The young climate activist is accused of refusing to stop protesting after police ordered her to move

By Matthew Rozsa

Staff Writer
Published February 1, 2024 1:31PM (EST)
Updated February 1, 2024 5:18PM (EST)
Greta Thunberg leaves Westminster Magistrates' Court, London, where she appeared charged, along with four other activists, with a public order offence during a protest in central London last year. (Jordan Pettitt/PA Images via Getty Images)
Greta Thunberg leaves Westminster Magistrates' Court, London, where she appeared charged, along with four other activists, with a public order offence during a protest in central London last year. (Jordan Pettitt/PA Images via Getty Images)
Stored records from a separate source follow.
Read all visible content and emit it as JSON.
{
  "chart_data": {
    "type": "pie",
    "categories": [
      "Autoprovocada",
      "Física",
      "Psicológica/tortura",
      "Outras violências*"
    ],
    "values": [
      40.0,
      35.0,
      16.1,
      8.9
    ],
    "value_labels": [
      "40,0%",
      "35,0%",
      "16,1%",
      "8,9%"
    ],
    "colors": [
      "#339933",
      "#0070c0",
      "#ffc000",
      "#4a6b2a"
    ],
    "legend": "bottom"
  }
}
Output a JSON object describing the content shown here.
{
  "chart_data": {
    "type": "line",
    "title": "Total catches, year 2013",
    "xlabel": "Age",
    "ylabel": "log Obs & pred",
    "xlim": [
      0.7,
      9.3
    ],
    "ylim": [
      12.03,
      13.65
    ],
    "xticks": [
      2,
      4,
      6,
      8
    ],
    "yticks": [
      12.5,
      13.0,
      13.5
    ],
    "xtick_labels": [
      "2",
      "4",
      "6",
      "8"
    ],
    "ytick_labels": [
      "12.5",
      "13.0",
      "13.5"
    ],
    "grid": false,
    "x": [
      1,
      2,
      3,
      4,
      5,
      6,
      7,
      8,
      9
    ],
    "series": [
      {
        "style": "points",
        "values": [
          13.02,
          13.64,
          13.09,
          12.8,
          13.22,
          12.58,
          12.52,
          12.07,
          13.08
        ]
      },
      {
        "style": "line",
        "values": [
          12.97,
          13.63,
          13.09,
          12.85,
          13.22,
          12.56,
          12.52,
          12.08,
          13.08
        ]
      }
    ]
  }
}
Swedish climate change activist Greta Thunberg is on trial in London this week for allegedly refusing to comply with police orders at a protest in 2023. According to prosecutors who appeared at the Westminster magistrates court on Thursday, Thunberg and four other protesters "fail[ed] to comply with a condition imposed under section 14 of the Public Order Act” when they refused to stop protesting after law enforcement told them to do so during the event last year. The protests, which had been organized by Fossil Free London and Greenpeace, targeted the Energy Intelligence Forum (EIF) at which fossil fuel industry executives met with government ministers to hand out awards. Thunberg and the other protesters had been standing outside the entrance of the InterContinental hotel in Mayfair prior to the arrest and refused when police officers demanded they move.
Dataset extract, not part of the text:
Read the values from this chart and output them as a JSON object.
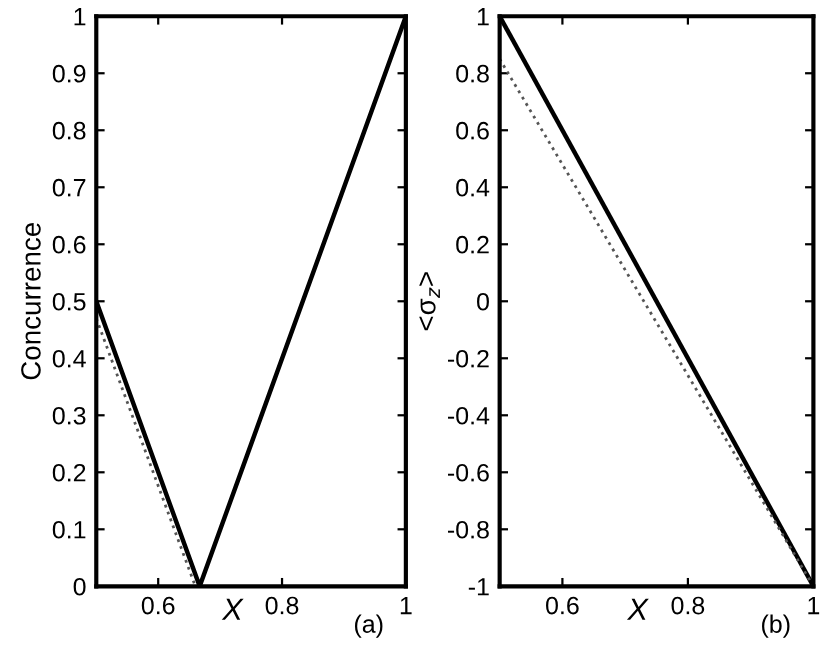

A police officer testified, "It seemed like a very deliberate attempt ... to prevent access to the hotel for most delegates and the guests. People were really restricted from having access to the hotel.” If Thunberg and the other protesters are convicted, they could receive fines of up to 2,500 pounds (approximately $3,170), according to ABC News.

The arrests may not have happened if not for the recent policy by Suella Braverman, then the United Kingdom's Home Secretary, to lower the threshold in which police can arrest protesters by arguing that it can be justified for any “more than minor” disruption. This is consistent with a larger public trend of government officials attempting to stifle climate change-related dissent. "Climate activism is a threat to the fossil fuel status quo, so it makes sense that corporate polluters and their allies in government are striking back hard," Folabi Olagbaju, the democracy campaign director at Greenpeace USA, told Salon in an recent interview.

Later outside court, Thunberg made a statement alongside a few of her co-defendants: "Even though we are the ones standing here, climate, environmental and human rights activists all over the world are being prosecuted, sometimes convicted, and given... penalties for acting in line with science," the BBC reported. "We must remember who the real enemy is, what are we defending, who our laws are meant to protect," Thunberg said.